AUTHOR=M S Pavithran , D Saranyaraj , Chakrabortty Anirban 

TITLE=Lung cancer risk prediction using augmented machine learning pipelines with explainable AI

JOURNAL=Frontiers in Artificial Intelligence

VOLUME=Volume 8 - 2025

YEAR=2025

URL=https://www.frontiersin.org/journals/artificial-intelligence/articles/10.3389/frai.2025.1602775

DOI=10.3389/frai.2025.1602775

ISSN=2624-8212

ABSTRACT=Lung cancer remains the leading cause of cancer-related deaths worldwide, making early and precise diagnosis is critical for improving the patient survival rates. Machine learning has shown promising results in predictive analysis for lung cancer prediction. However, class imbalance in clinical datasets negatively impacts the performance of Machine Learning classifiers, leading to biased predictions and reduced accuracy. In an attempt to address this issue, various data augmentation techniques were applied alongside classification models to enhance predictive performance. This study evaluates data augmentation techniques paired with machine learning classifiers to address class imbalance in a small lung cancer dataset. A comparative analysis was conducted to assess the impact of different augmentation techniques with classification models.
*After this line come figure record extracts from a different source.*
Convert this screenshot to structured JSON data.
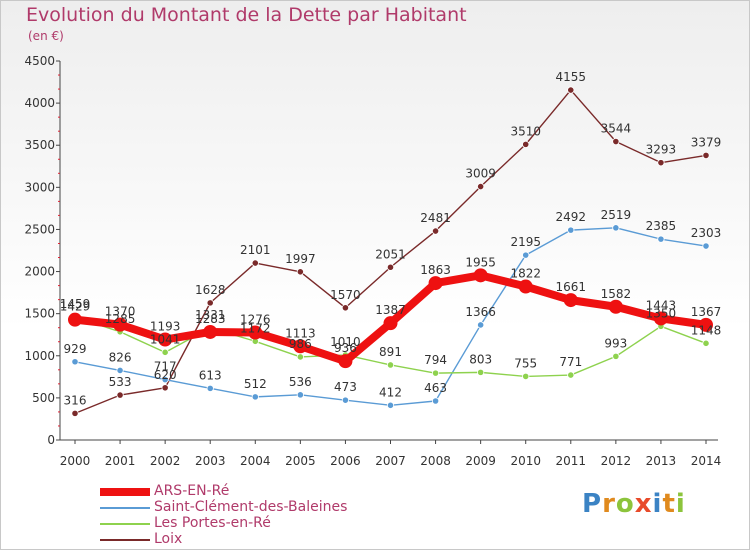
{
  "title": "Evolution du Montant de la Dette par Habitant",
  "unit": "(en €)",
  "logo": "Proxiti",
  "chart_data": {
    "type": "line",
    "x": [
      "2000",
      "2001",
      "2002",
      "2003",
      "2004",
      "2005",
      "2006",
      "2007",
      "2008",
      "2009",
      "2010",
      "2011",
      "2012",
      "2013",
      "2014"
    ],
    "ylim": [
      0,
      4500
    ],
    "yticks": [
      0,
      500,
      1000,
      1500,
      2000,
      2500,
      3000,
      3500,
      4000,
      4500
    ],
    "grid": false,
    "legend_position": "bottom-left",
    "series": [
      {
        "name": "ARS-EN-Ré",
        "color": "#ee1111",
        "values": [
          1429,
          1370,
          1193,
          1283,
          1276,
          1113,
          936,
          1387,
          1863,
          1955,
          1822,
          1661,
          1582,
          1443,
          1367
        ]
      },
      {
        "name": "Saint-Clément-des-Baleines",
        "color": "#5a9bd5",
        "values": [
          929,
          826,
          717,
          613,
          512,
          536,
          473,
          412,
          463,
          1366,
          2195,
          2492,
          2519,
          2385,
          2303
        ]
      },
      {
        "name": "Les Portes-en-Ré",
        "color": "#8ed24e",
        "values": [
          1459,
          1285,
          1041,
          1331,
          1172,
          986,
          1010,
          891,
          794,
          803,
          755,
          771,
          993,
          1350,
          1148
        ]
      },
      {
        "name": "Loix",
        "color": "#7a2a2a",
        "values": [
          316,
          533,
          620,
          1628,
          2101,
          1997,
          1570,
          2051,
          2481,
          3009,
          3510,
          4155,
          3544,
          3293,
          3379
        ]
      }
    ]
  }
}
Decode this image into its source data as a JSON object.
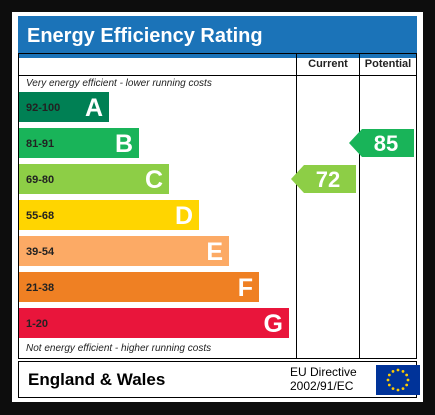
{
  "title": "Energy Efficiency Rating",
  "columns": {
    "current": "Current",
    "potential": "Potential"
  },
  "top_note": "Very energy efficient - lower running costs",
  "bottom_note": "Not energy efficient - higher running costs",
  "footer": {
    "country": "England & Wales",
    "directive_line1": "EU Directive",
    "directive_line2": "2002/91/EC"
  },
  "chart_data": {
    "type": "bar",
    "title": "Energy Efficiency Rating",
    "bands": [
      {
        "letter": "A",
        "range": "92-100",
        "color": "#008054"
      },
      {
        "letter": "B",
        "range": "81-91",
        "color": "#19b459"
      },
      {
        "letter": "C",
        "range": "69-80",
        "color": "#8dce46"
      },
      {
        "letter": "D",
        "range": "55-68",
        "color": "#ffd500"
      },
      {
        "letter": "E",
        "range": "39-54",
        "color": "#fcaa65"
      },
      {
        "letter": "F",
        "range": "21-38",
        "color": "#ef8023"
      },
      {
        "letter": "G",
        "range": "1-20",
        "color": "#e9153b"
      }
    ],
    "ratings": [
      {
        "name": "Current",
        "value": 72,
        "band": "C",
        "color": "#8dce46"
      },
      {
        "name": "Potential",
        "value": 85,
        "band": "B",
        "color": "#19b459"
      }
    ]
  }
}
Experimental findings demonstrate that K-Means SMOTE, combined with a Multi-Layer Perceptron classifier, achieves the highest accuracy of 93.55% and an AUC-ROC score of 96.76%, surpassing other augmentation-classifier combinations. These results underscore the importance of selecting optimal augmentation methods to improve classification performance. Furthermore, to ensure model interpretability and transparency in medical decision-making, LIME is utilized to provide insights into model predictions. The study highlights the significance of advanced augmentation techniques in addressing data imbalance, ultimately enhancing lung cancer risk prediction through machine learning. The findings contribute to the growing field of AI-driven healthcare by emphasizing the necessity of selecting effective augmentation-classifier pairs to develop more accurate and reliable diagnostic models. Due to the dataset’s high cancer prevalence (87.45%) and limited size, this work is a preliminary methodological comparison, not a clinical tool. Findings emphasize the importance of augmentation for imbalanced data and lay the groundwork for future validation with larger, representative datasets.